Lower exports and lower oil prices are already reducing Saudi Arabia’s oil export revenues-the mainstay of its budget revenues that account for about 80% of total export revenues. Related: Oil Prices Fall As Market Awaits Fed Interest Rate Decision
Saudi Arabia’s oil revenues plunged in May lowest level since September 2021official data showed on Tuesday that the kingdom cut shipments while oil prices were significantly lower than in spring last year. Oil revenues fell by 37.7% year-on-year to $ 19.2 billion (72 billion Saudi rials) in May 2023. This compares with $ 30.8 billion (115.5 billion rials) in oil revenues for May 2022, when Brent crude oil prices averaged $ 113 a barrel after the Russian invasion of Ukraine, data from the General Authority for Statistics show.
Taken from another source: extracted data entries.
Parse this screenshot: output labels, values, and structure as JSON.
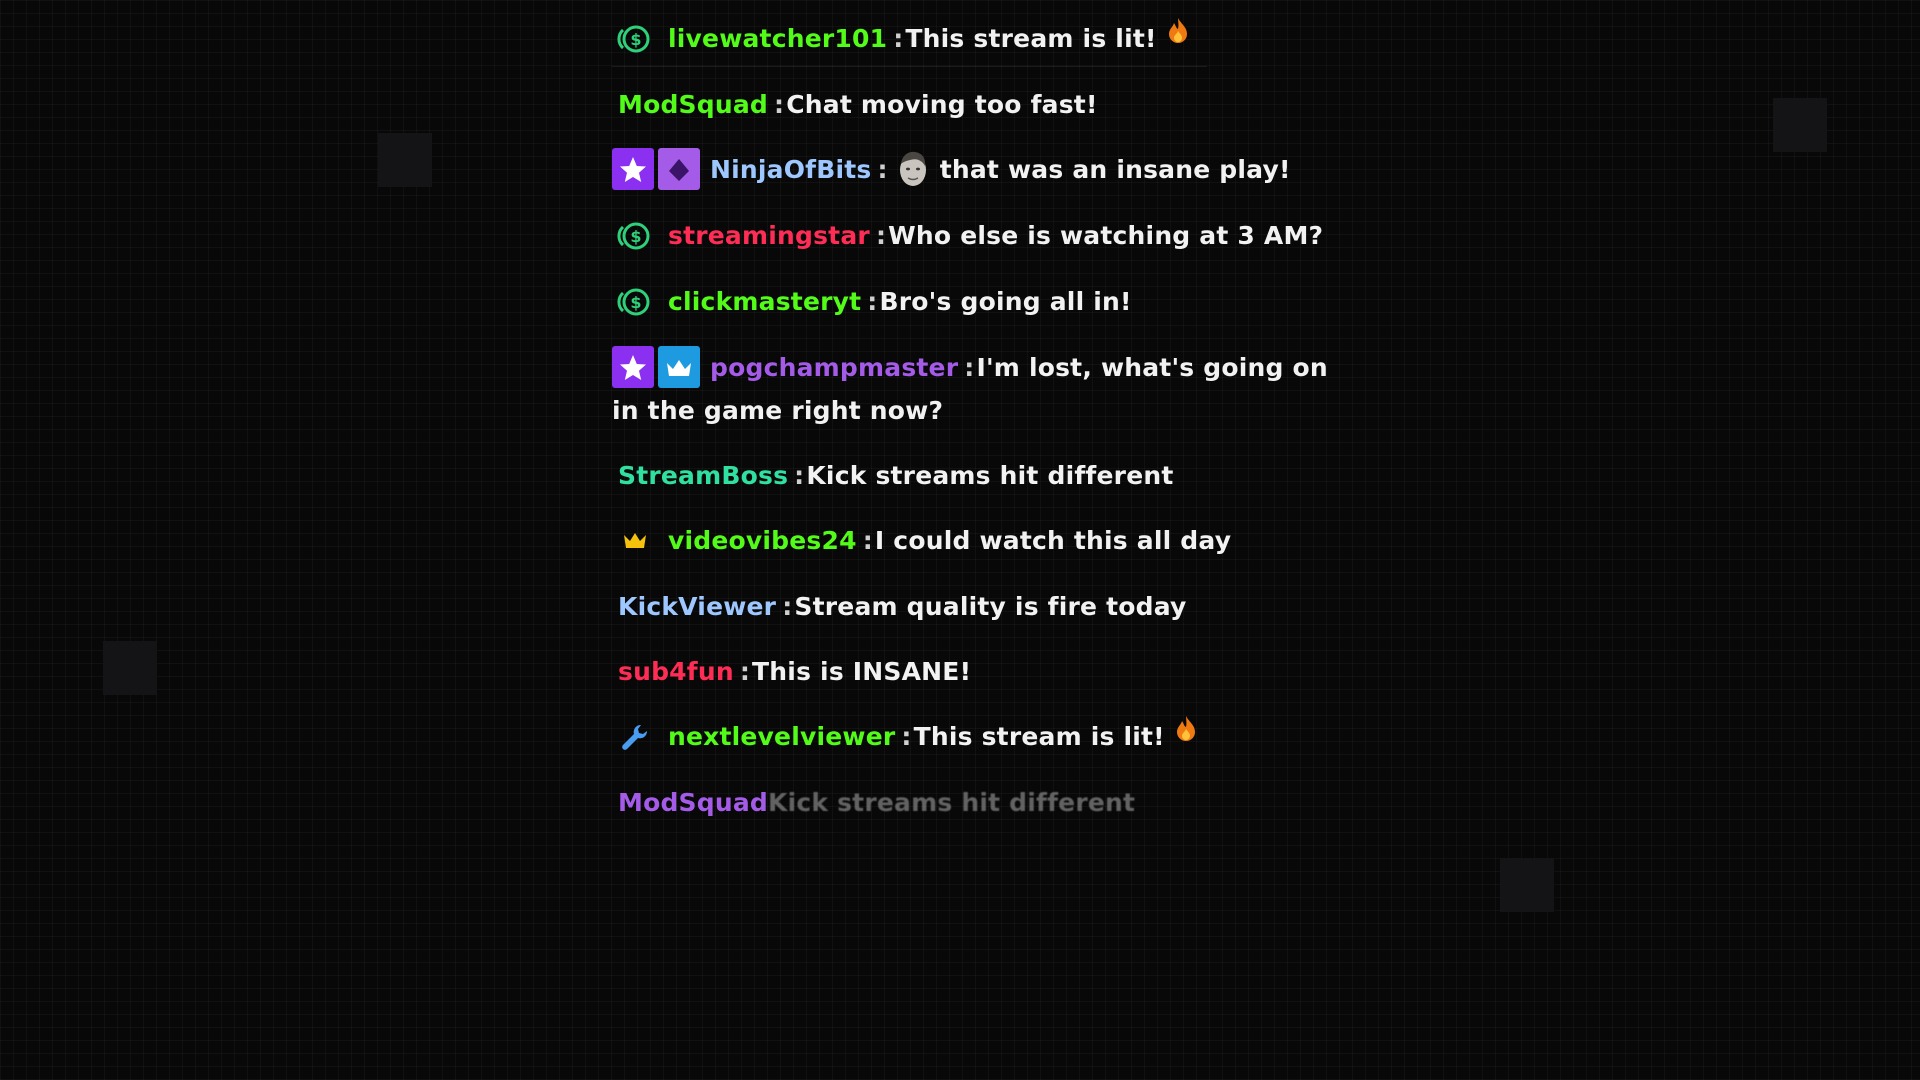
{
  "colors": {
    "background": "#080809",
    "text": "#f2f2f2",
    "badge_purple": "#8b2ff0",
    "badge_violet": "#a35be8",
    "badge_blue": "#1e9be0",
    "dollar_green": "#2fd07a",
    "crown_gold": "#f4c20d"
  },
  "chat": {
    "messages": [
      {
        "badges": [
          "dollar-coin-icon"
        ],
        "user": "livewatcher101",
        "user_color": "#53fc18",
        "separator": ":",
        "text": "This stream is lit!",
        "trailing_emoji": "fire-icon"
      },
      {
        "badges": [],
        "user": "ModSquad",
        "user_color": "#53fc18",
        "separator": ":",
        "text": "Chat moving too fast!"
      },
      {
        "badges": [
          "star-icon",
          "diamond-icon"
        ],
        "user": "NinjaOfBits",
        "user_color": "#9ec7ff",
        "separator": ":",
        "inline_emote": "face-emote-icon",
        "text": "that was an insane play!"
      },
      {
        "badges": [
          "dollar-coin-icon"
        ],
        "user": "streamingstar",
        "user_color": "#ff2d55",
        "separator": ":",
        "text": "Who else is watching at 3 AM?"
      },
      {
        "badges": [
          "dollar-coin-icon"
        ],
        "user": "clickmasteryt",
        "user_color": "#53fc18",
        "separator": ":",
        "text": "Bro's going all in!"
      },
      {
        "badges": [
          "star-icon",
          "crown-icon"
        ],
        "user": "pogchampmaster",
        "user_color": "#a35be8",
        "separator": ":",
        "text": "I'm lost, what's going on in the game right now?"
      },
      {
        "badges": [],
        "user": "StreamBoss",
        "user_color": "#2fe0a0",
        "separator": ":",
        "text": "Kick streams hit different"
      },
      {
        "badges": [
          "crown-icon"
        ],
        "user": "videovibes24",
        "user_color": "#53fc18",
        "separator": ":",
        "text": "I could watch this all day"
      },
      {
        "badges": [],
        "user": "KickViewer",
        "user_color": "#9ec7ff",
        "separator": ":",
        "text": "Stream quality is fire today"
      },
      {
        "badges": [],
        "user": "sub4fun",
        "user_color": "#ff2d55",
        "separator": ":",
        "text": "This is INSANE!"
      },
      {
        "badges": [
          "wrench-icon"
        ],
        "user": "nextlevelviewer",
        "user_color": "#53fc18",
        "separator": ":",
        "text": "This stream is lit!",
        "trailing_emoji": "fire-icon"
      },
      {
        "badges": [],
        "user": "ModSquad",
        "user_color": "#a35be8",
        "separator": "",
        "text": "Kick streams hit different"
      }
    ]
  }
}
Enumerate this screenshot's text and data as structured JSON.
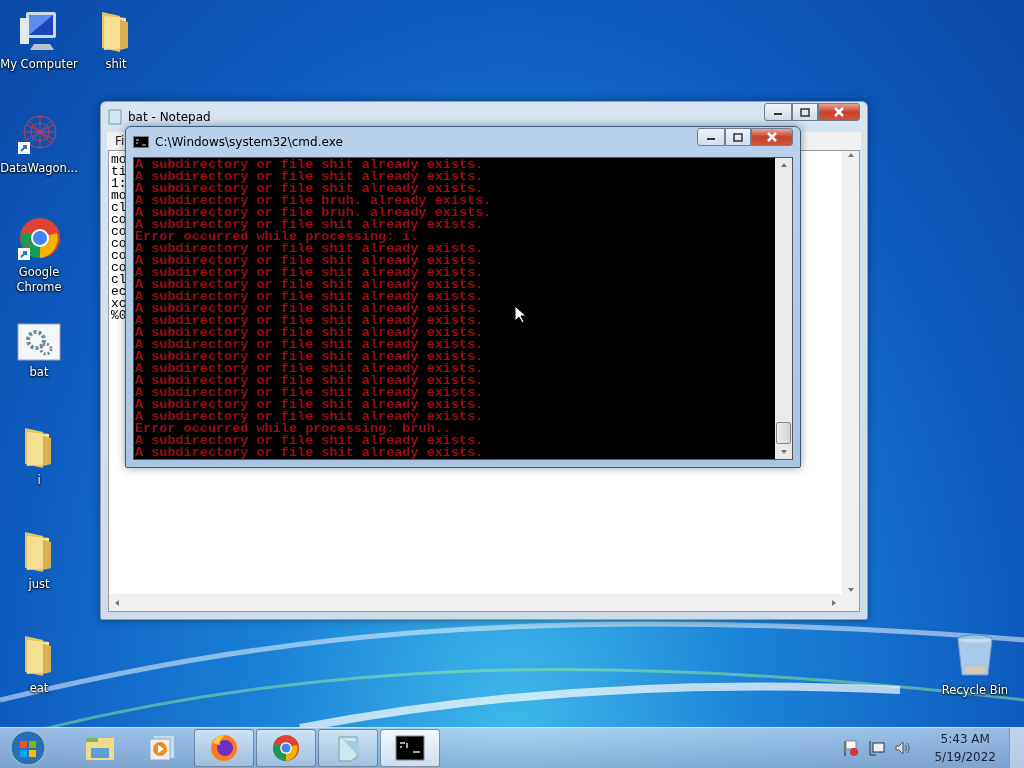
{
  "desktop_icons": [
    {
      "label": "My Computer",
      "kind": "computer"
    },
    {
      "label": "shit",
      "kind": "folder"
    },
    {
      "label": "DataWagon...",
      "kind": "web"
    },
    {
      "label": "Google Chrome",
      "kind": "chrome"
    },
    {
      "label": "bat",
      "kind": "batch"
    },
    {
      "label": "i",
      "kind": "folder"
    },
    {
      "label": "just",
      "kind": "folder"
    },
    {
      "label": "eat",
      "kind": "folder"
    },
    {
      "label": "Recycle Bin",
      "kind": "bin"
    }
  ],
  "notepad": {
    "title": "bat - Notepad",
    "menu": [
      "Fi"
    ],
    "lines": [
      "mo",
      "ti",
      "1:",
      "mo",
      "cl",
      "co",
      "co",
      "co",
      "co",
      "co",
      "cl",
      "ec",
      "xc",
      "%0"
    ]
  },
  "cmd": {
    "title": "C:\\Windows\\system32\\cmd.exe",
    "lines": [
      "A subdirectory or file shit already exists.",
      "A subdirectory or file shit already exists.",
      "A subdirectory or file shit already exists.",
      "A subdirectory or file bruh. already exists.",
      "A subdirectory or file bruh. already exists.",
      "A subdirectory or file shit already exists.",
      "Error occurred while processing: i.",
      "A subdirectory or file shit already exists.",
      "A subdirectory or file shit already exists.",
      "A subdirectory or file shit already exists.",
      "A subdirectory or file shit already exists.",
      "A subdirectory or file shit already exists.",
      "A subdirectory or file shit already exists.",
      "A subdirectory or file shit already exists.",
      "A subdirectory or file shit already exists.",
      "A subdirectory or file shit already exists.",
      "A subdirectory or file shit already exists.",
      "A subdirectory or file shit already exists.",
      "A subdirectory or file shit already exists.",
      "A subdirectory or file shit already exists.",
      "A subdirectory or file shit already exists.",
      "A subdirectory or file shit already exists.",
      "Error occurred while processing: bruh..",
      "A subdirectory or file shit already exists.",
      "A subdirectory or file shit already exists."
    ]
  },
  "taskbar": {
    "items": [
      {
        "kind": "explorer",
        "running": false,
        "selected": false
      },
      {
        "kind": "media",
        "running": false,
        "selected": false
      },
      {
        "kind": "firefox",
        "running": true,
        "selected": false
      },
      {
        "kind": "chrome",
        "running": true,
        "selected": false
      },
      {
        "kind": "notepad",
        "running": true,
        "selected": false
      },
      {
        "kind": "cmd",
        "running": true,
        "selected": true
      }
    ],
    "time": "5:43 AM",
    "date": "5/19/2022"
  }
}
This year in May, The price of Brent crude oil averaging around $ 75 a barrel, which, combined with lower Saudi oil exports and lower production as part of the OPEC+ deal, dragged Saudi oil revenues to a 20-month low.
The share of oil exports in the value of total exports decreased from 80.8% in May 2022 to 74.1% in May 2023, official Saudi data showed.
In May, Saudi exports fell to less than 7 million bpd for the first time in many months. Crude shipments could fall further as Saudi Arabia is now reducing its output by an additional 1 million bpd in July and August.
So it is not surprising that the IMF this week lowered its forecast for the Saudi economy this year by the largest percentage among major developed and emerging economies. Saudi Arabia’s economy is now expected to grow by 1.9% this year, down 1.2 percentage points from the IMF’s April estimate. Next year, economic growth is expected at 2.8%, down 0.3 percentage points from April’s estimate.
“The reduction for Saudi Arabia for 2023 reflects the production cuts announced in April and June in accordance with an agreement through OPEC+ (the Organization of the Petroleum Exporting Countries, including Russia and other non-OPEC oil exporters), while private investment, including from the implementation of the giga-project, continues to support strong non-oil GDP growth,” the IMF said.
Back in early May, the IMF said Saudi Arabia needed oil prices at $80.90 for barrels to balance his budget this year.
Saudi Arabia’s efforts to support oil prices with major production cuts it will slow down the economyit could even shrink this year and become one of the worst performers among the G20, from the fastest-growing economy in this group last year, analysts say.